Understanding Resistance in Correctional Therapy:   
Why Some Clients Don’t Do What They Should, and What to Do About It
   

Joseph A. DaGrossa 

Understanding and appropriately addressing resistance is an important yet frequently overlooked component of effective therapy. In this article the author categorizes reasons for resistance to correctional therapy, examining social, psychological, biological, and bio-social explanations. 

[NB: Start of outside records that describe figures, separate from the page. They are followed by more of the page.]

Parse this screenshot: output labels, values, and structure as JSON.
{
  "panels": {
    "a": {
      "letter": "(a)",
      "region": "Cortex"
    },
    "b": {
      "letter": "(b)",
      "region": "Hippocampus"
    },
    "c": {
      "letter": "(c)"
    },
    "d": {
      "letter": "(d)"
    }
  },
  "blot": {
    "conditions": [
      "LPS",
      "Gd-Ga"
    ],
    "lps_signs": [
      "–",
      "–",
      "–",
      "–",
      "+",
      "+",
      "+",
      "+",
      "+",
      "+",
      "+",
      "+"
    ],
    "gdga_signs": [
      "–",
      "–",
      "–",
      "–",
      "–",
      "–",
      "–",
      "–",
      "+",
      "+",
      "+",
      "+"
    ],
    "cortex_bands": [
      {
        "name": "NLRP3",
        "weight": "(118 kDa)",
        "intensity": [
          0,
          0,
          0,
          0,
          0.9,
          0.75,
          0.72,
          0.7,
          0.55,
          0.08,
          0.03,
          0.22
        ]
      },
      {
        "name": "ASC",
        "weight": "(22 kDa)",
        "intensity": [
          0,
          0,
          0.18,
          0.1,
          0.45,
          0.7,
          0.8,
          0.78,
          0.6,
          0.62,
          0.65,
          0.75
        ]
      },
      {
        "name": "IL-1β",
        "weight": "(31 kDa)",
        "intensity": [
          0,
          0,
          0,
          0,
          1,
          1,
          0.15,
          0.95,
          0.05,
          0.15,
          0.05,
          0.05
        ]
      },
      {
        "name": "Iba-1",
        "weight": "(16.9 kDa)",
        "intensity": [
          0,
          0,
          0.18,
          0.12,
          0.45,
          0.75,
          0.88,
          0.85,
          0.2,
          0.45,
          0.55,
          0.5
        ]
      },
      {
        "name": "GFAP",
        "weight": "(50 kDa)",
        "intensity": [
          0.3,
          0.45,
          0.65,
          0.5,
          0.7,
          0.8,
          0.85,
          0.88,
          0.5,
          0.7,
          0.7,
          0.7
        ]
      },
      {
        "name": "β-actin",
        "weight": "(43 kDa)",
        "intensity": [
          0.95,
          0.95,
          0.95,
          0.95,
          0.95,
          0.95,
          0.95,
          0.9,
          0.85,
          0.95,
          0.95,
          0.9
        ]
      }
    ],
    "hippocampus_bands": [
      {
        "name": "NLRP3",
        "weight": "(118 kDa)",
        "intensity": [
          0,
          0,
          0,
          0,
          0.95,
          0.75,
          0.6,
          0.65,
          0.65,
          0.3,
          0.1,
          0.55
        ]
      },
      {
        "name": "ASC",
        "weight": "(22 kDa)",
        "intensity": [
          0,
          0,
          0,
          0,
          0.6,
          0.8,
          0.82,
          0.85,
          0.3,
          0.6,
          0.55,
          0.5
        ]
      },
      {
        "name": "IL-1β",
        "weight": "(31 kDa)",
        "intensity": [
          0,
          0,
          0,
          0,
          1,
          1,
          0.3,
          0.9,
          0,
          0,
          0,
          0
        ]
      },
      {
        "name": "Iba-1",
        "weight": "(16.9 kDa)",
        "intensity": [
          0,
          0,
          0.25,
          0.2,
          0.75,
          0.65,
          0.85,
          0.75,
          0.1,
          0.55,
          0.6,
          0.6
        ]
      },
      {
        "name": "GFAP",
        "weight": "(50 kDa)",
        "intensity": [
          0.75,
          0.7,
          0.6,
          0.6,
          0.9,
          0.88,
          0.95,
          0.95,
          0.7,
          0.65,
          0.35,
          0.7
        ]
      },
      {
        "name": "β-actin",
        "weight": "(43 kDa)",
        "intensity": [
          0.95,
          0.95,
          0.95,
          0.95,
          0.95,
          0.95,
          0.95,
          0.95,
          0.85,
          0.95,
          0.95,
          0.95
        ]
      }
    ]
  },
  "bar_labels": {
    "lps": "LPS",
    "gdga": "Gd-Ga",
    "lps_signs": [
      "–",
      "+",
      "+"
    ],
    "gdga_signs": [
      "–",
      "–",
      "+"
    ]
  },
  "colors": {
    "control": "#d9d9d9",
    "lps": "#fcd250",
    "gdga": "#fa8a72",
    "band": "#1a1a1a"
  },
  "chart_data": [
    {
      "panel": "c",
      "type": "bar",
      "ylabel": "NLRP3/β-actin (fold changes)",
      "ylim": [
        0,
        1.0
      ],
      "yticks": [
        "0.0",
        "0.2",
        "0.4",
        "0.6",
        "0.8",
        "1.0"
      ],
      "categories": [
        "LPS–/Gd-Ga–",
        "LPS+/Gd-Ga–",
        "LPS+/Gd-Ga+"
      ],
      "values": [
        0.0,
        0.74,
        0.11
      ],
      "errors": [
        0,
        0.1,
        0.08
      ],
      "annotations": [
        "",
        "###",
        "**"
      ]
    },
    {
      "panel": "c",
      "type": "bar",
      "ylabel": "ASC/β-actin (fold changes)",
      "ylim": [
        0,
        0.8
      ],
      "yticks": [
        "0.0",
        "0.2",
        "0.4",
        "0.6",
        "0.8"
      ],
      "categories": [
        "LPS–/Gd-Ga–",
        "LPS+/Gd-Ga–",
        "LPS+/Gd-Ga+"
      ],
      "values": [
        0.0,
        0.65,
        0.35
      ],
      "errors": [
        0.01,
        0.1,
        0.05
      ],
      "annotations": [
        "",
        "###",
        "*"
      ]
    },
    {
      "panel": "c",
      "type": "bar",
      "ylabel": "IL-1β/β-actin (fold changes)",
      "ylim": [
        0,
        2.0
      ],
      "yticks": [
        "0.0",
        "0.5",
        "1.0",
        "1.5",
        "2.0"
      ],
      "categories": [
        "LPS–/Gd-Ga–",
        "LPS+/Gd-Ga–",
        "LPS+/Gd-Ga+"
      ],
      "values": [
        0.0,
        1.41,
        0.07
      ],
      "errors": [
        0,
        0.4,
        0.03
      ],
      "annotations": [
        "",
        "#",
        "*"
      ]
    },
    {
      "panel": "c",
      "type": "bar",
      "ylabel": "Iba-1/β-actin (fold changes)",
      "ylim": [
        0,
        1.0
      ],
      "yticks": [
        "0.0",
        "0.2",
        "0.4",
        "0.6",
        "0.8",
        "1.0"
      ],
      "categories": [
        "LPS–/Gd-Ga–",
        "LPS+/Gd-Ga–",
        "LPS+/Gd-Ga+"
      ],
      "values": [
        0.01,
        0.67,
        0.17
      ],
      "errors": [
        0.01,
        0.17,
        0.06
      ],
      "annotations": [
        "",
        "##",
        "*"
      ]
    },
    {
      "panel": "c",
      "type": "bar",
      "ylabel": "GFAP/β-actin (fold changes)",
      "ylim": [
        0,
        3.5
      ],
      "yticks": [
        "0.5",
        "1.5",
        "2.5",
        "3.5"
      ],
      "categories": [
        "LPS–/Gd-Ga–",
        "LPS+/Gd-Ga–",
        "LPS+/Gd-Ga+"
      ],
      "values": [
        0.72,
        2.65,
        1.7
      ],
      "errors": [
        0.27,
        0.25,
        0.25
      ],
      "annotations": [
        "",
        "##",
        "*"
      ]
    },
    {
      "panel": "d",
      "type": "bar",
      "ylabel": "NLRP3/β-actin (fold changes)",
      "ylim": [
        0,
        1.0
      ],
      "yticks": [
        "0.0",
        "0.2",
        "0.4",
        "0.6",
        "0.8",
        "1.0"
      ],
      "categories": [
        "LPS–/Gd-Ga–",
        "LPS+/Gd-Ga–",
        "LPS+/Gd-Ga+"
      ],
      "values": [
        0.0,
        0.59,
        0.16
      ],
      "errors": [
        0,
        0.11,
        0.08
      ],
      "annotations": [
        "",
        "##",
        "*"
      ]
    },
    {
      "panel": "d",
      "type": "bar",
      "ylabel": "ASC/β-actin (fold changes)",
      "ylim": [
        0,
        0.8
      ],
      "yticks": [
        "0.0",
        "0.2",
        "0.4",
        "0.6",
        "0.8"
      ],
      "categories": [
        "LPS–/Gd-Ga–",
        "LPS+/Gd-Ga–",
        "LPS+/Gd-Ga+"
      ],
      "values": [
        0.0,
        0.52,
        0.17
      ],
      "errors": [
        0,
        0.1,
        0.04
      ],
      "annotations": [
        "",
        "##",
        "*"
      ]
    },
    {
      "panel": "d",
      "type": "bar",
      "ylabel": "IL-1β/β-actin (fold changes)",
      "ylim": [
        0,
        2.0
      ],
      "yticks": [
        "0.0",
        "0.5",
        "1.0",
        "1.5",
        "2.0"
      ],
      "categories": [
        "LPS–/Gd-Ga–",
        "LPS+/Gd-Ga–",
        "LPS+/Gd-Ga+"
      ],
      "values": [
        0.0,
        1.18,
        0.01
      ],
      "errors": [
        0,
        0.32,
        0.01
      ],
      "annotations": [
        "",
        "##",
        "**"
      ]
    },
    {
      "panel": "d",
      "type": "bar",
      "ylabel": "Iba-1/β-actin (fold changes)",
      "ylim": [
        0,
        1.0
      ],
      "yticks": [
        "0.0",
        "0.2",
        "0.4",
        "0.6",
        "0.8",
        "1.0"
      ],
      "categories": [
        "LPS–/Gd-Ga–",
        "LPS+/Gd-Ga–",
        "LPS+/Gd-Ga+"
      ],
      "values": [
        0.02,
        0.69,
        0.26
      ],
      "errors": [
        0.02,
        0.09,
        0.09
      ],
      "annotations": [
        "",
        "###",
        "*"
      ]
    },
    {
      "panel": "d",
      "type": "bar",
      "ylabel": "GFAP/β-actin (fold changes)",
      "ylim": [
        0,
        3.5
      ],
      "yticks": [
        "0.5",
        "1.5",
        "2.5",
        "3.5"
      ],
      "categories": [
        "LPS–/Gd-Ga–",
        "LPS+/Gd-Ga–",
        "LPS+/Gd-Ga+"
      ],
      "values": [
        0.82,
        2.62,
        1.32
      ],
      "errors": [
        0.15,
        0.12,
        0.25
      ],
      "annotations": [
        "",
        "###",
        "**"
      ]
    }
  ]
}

A Longitudinal Survey of Newly-Released Prisoners: 
Methods and Design of the Boston Reentry Study 

Bruce Western, Anthony Braga, Rhiana Kohl 

Recent survey studies of released prisoners suffer from high rates of non-response. The Boston Reentry Study is a small intensive longitudinal data collection from 122 men and women released from state prison to the Boston area. The study illuminates the process of relapse from prison, advances survey methodology for hard-to-reach populations, and helps describe the fluidity of householding and family relations of released prisoners. 

Fugitives from Justice: An Examination of Felony and Misdemeanor Probation 
Absconders in a Large Jurisdiction
 

Kelli D. Stevens-Martin, Jialiang Liu 

This study addresses the gap in the literature on felony and misdemeanor absconders by investigating the entire adult probation absconder population, both felonies and misdemeanors, in a large urban Texas jurisdiction to develop a profile of absconders. The authors seek to determine what factors, demographics and offense-related, may be associated with absconding from supervision by examining comparison groups of offenders who completed supervision successfully. 

Comparison of Recidivism Studies: AOUSC, USSC, and BJS 

James L. Johnson 

Since 2010, the Administrative Office of the U.S. Courts (AOUSC) has produced annual recidivism statistics on offenders placed on probation and supervised release. Periodically, Federal Probation publishes articles that describe the most recent recidivism statistics and changes over time. Because recent reports by other federal agencies on federal recidivism conveyed different recidivism rates, the author explains the differing definitions and measures of recidivism, timespans, and other varying parameters of the three studies.